"Anil [Kumble] was the one who didn't want that [a pact on trusting the fielder's word] after the Sydney Test for one reason or the other," Ponting said. "To me it's like flogging the dead horse, to tell the truth. I go to every referee meeting before a series wanting to play the game like that, but almost every other captain in the world is not interested."
The catching Law itself has been made problematic by the interference of technology, because as it is framed today, TV technology is unable to clarify anything. Often, apparently clean catches are disallowed after referrals because there is no conclusive evidence. Equally, apparent bump balls cannot clearly be determined to be bump balls. As such, TV replays, even with super slow motion (1000 frames per second) remain unsatisfactory.
The solution is quite simple, and would simply involve a reversion to the old caught law, which stated that no part of the hand below the wrist could be in contact with the ground as the ball made contact with the hand in the process of the catch being taken. This would disallow an entire class of catches where fielders get their "fingers under the ball", often just barely. In addition, the current condition, that no part of the ball can touch the ground until the catch has been completed, should be retained. In such an event an agreement between captains about catches would be tenable, because it would be easy to judge whether or not a given claimed catch was in fact completed. But, as you probably realised while you were reading my previous sentence, this would also render any such agreement to be entirely redundant.

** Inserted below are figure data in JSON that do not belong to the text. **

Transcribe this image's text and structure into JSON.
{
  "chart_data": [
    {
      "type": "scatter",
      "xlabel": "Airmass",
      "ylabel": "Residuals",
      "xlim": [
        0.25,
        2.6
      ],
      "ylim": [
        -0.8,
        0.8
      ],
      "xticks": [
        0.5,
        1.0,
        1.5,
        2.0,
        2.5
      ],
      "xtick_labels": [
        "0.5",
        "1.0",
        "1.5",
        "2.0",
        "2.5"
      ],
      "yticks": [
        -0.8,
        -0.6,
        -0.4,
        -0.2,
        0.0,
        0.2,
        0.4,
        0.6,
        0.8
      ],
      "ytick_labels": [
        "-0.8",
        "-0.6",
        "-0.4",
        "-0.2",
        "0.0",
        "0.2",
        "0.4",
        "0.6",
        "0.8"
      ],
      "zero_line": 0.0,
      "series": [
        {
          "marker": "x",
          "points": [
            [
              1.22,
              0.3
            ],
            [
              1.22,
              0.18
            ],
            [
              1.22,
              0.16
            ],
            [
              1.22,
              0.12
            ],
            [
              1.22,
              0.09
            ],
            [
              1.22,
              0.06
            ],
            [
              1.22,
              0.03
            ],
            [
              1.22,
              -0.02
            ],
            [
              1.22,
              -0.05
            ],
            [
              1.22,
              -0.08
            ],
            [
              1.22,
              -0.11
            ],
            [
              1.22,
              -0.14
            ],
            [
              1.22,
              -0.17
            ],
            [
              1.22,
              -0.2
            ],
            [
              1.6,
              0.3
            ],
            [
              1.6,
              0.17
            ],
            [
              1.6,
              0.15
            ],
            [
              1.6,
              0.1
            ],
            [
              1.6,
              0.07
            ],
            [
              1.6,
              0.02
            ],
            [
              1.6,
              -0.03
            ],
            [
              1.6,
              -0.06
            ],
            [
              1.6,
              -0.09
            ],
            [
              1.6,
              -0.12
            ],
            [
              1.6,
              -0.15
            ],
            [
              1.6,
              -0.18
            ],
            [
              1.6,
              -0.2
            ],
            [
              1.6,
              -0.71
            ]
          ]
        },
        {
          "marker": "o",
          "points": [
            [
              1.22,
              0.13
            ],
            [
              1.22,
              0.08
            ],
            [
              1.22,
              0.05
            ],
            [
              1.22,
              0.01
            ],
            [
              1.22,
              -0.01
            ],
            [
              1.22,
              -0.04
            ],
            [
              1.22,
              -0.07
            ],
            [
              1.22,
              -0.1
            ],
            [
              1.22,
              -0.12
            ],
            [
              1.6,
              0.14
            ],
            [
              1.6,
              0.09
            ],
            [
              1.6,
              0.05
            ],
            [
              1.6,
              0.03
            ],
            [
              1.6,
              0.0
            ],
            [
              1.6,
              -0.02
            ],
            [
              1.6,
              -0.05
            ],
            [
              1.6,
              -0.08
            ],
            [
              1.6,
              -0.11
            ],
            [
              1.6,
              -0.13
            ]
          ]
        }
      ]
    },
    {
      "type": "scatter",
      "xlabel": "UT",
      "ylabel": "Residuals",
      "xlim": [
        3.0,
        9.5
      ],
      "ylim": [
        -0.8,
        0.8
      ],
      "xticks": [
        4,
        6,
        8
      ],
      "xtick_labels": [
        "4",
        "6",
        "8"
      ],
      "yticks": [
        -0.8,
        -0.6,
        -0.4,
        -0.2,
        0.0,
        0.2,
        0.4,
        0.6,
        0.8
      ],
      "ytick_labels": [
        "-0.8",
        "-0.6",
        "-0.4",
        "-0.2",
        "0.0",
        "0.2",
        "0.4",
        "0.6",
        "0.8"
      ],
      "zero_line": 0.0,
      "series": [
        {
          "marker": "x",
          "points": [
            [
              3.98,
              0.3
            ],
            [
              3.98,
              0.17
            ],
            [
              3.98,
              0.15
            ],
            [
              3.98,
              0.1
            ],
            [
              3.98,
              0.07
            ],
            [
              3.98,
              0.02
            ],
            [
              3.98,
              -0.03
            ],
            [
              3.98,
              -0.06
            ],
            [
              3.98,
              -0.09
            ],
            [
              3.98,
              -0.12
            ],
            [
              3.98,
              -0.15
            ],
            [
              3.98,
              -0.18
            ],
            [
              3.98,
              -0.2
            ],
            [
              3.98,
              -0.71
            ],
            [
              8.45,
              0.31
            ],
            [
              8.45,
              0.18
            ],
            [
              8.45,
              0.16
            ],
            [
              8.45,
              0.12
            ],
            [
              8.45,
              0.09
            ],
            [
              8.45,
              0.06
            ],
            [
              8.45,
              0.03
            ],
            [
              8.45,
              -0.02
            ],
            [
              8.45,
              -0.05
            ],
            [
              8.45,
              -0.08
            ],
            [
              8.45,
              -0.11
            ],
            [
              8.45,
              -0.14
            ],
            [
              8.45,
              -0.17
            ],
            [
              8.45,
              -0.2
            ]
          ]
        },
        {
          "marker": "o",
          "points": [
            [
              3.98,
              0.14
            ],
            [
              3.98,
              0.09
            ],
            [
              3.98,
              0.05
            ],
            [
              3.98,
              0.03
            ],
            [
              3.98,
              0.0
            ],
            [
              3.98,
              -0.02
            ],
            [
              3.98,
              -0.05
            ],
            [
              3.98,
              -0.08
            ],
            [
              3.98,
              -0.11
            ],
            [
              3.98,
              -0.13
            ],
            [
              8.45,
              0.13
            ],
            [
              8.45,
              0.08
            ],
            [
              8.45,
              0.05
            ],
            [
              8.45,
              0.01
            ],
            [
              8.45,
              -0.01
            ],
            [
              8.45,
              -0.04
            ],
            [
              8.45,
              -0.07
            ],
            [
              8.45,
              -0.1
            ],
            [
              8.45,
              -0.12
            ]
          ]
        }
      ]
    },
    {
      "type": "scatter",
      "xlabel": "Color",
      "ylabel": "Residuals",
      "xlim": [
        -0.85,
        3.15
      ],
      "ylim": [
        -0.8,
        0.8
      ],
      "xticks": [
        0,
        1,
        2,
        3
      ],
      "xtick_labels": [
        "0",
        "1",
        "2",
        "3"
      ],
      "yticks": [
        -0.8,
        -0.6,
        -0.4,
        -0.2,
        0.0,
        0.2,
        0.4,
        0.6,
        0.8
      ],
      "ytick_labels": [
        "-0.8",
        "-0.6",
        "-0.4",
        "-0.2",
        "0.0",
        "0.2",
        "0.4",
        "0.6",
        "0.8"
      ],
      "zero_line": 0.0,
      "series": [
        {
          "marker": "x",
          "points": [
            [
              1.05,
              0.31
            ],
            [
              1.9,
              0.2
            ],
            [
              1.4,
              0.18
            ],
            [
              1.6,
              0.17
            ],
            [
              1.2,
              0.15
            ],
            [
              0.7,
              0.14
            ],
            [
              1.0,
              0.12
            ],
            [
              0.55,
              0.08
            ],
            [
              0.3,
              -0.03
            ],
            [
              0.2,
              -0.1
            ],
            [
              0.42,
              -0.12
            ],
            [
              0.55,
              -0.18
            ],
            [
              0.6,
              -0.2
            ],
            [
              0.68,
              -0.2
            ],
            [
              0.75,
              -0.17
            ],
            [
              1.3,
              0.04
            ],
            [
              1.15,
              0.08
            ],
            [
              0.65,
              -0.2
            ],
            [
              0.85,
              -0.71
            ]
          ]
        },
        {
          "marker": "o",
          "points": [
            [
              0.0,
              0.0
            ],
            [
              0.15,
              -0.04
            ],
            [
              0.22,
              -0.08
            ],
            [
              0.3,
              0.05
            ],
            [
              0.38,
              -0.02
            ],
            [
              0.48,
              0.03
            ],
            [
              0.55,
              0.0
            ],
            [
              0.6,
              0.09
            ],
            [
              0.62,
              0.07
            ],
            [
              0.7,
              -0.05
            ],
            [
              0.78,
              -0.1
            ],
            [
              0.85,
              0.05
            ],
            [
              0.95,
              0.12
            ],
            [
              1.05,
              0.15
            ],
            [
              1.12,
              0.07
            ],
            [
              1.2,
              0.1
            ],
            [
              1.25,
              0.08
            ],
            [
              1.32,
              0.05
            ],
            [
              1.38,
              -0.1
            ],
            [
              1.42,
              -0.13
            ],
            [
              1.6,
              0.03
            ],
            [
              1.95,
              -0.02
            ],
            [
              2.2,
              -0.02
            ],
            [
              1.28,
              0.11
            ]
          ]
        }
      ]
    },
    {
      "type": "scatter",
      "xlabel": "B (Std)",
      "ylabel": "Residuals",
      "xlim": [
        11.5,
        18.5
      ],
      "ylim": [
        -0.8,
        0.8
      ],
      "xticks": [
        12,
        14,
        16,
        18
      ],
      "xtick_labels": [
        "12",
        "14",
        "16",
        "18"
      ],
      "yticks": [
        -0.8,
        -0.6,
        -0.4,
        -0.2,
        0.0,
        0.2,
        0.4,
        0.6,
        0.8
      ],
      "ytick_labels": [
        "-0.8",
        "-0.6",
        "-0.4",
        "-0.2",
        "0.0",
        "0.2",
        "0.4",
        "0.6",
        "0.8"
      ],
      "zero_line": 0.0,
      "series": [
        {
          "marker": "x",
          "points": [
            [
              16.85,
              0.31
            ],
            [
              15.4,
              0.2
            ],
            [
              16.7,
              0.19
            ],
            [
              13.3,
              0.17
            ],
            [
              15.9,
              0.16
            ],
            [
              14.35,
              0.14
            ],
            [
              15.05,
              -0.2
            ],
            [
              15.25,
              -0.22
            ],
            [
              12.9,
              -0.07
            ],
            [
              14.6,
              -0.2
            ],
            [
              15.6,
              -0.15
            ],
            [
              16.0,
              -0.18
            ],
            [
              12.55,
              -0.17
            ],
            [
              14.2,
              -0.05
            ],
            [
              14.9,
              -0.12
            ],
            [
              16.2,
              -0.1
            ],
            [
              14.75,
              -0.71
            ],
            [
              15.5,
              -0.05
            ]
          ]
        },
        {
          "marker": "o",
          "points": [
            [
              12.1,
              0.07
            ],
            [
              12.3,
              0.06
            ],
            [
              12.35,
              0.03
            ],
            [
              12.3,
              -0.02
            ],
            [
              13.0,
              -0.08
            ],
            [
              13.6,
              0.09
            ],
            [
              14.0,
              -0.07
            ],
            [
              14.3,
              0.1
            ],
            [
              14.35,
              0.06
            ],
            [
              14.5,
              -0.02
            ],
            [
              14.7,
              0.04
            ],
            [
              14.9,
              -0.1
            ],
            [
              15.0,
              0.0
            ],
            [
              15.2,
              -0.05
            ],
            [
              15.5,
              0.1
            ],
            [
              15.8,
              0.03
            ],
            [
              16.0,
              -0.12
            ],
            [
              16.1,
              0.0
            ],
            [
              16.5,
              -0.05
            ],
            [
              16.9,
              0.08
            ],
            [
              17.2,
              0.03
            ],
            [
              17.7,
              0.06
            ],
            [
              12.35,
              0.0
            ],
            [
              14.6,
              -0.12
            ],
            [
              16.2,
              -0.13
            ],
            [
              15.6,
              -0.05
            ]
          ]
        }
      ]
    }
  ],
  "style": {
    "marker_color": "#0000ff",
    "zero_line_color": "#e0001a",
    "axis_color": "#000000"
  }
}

So even if you have two teams who understand the current Law (Law 32) perfectly well, and they trusted each other enough to agree to a catching agreement, you would still have contentious situations when it comes to really low catches. Ricky Ponting exacerbates the problem with his casual interpretation of the Laws, but even if he took things more seriously, and had more control of his instincts and those of his team in the heat of the moment, it would still not guarantee clarity on contentious catches.
It is tempting to suggest that Ricky Ponting ought to introspect about the fact that (by his own admission) no captain in world cricket is willing to enter into a catching agreement with him. But that is a seperate issue and is not going to solve the issue of catches. We can expect some contentious catches irrespective of whether or not there is an agreement. Given the current Law, such an agreement would be ill advised.